Asthma is characterized by a chronic allergic inflammatory response in all airways that results in bronchoconstriction, vasodilatation, airway oedema and activation of sensory nerve endings. In asthmatic airways, several inflammatory cells are activated, including mast cells and dendritic cells, and there is infiltration of activated lymphocytes and eosinophils. The predominant lymphocytes in allergic asthma are helper T cells (Th2) and in non-allergic asthma innate lymphoid cells. In severe asthma, Th17 cells may also be involved and linked to neutrophilic inflammation. Structural cells, especially airway epithelial cells and airway smooth muscle cells, can also release inflammatory mediators to drive inflammation.
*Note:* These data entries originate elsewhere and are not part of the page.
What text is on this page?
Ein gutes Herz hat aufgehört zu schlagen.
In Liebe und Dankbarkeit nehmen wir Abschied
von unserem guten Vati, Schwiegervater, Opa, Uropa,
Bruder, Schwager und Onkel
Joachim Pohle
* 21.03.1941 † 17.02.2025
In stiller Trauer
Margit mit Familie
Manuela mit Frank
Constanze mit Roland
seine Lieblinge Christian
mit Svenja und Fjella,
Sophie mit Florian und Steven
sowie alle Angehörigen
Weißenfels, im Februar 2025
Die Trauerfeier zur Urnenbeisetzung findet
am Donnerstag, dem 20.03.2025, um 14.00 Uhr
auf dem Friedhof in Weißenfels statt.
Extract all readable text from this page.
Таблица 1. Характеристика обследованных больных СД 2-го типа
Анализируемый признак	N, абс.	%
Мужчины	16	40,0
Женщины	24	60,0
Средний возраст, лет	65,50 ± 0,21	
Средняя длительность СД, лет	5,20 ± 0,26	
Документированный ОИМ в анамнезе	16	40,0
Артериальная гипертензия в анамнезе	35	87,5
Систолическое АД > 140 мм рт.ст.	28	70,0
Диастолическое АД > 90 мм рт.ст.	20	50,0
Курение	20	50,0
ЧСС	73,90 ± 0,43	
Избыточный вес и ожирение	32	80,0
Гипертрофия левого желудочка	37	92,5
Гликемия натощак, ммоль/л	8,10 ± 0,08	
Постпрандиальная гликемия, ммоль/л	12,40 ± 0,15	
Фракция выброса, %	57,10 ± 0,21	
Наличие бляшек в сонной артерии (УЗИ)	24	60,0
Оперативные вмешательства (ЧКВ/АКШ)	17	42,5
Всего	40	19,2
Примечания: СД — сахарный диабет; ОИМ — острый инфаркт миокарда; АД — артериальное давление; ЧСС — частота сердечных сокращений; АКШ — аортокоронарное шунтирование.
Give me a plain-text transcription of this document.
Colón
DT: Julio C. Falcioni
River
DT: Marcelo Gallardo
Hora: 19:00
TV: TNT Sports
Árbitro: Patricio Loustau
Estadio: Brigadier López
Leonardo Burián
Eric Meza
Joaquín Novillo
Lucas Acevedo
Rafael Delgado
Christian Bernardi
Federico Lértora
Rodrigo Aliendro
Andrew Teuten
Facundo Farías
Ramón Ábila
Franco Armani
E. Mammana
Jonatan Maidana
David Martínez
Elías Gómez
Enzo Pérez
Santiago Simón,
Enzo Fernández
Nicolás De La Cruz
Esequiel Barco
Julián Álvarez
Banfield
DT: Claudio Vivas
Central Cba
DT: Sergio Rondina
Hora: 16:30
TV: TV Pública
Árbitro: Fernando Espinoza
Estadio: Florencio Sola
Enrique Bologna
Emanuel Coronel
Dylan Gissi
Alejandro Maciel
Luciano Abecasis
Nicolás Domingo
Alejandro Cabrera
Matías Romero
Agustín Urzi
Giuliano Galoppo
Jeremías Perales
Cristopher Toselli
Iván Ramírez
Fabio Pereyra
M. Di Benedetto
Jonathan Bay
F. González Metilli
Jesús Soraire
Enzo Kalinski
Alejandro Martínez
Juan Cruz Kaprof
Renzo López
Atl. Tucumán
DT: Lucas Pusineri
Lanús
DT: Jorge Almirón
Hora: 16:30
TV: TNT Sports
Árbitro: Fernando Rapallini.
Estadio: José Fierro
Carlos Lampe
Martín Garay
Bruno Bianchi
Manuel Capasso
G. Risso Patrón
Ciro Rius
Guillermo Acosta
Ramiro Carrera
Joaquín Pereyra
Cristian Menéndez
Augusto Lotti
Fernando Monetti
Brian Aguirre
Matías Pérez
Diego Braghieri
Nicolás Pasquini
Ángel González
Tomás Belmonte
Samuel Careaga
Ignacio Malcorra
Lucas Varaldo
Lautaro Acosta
Many (>100) mediators have been implicated in asthma, including lipid mediators, such as cysteinyl leukotrienes, prostaglandin D2, cytokines, particularly T2 cytokines, interleukins 4, 5 and 13, and chemokines that attract inflammatory cells such as Th2 cells and eosinophils into the airways. Chronic inflammation can lead to structural changes, with friability of airway epithelial cells, increased bulk of airway smooth muscle, fibrosis under the epithelium, airway smooth muscle hyperplasia and hypertrophy, increased blood vessels and mucus hyperplasia. Superimposed on the chronic persistent inflammation are acute increases linked to exacerbations and loss of asthma control.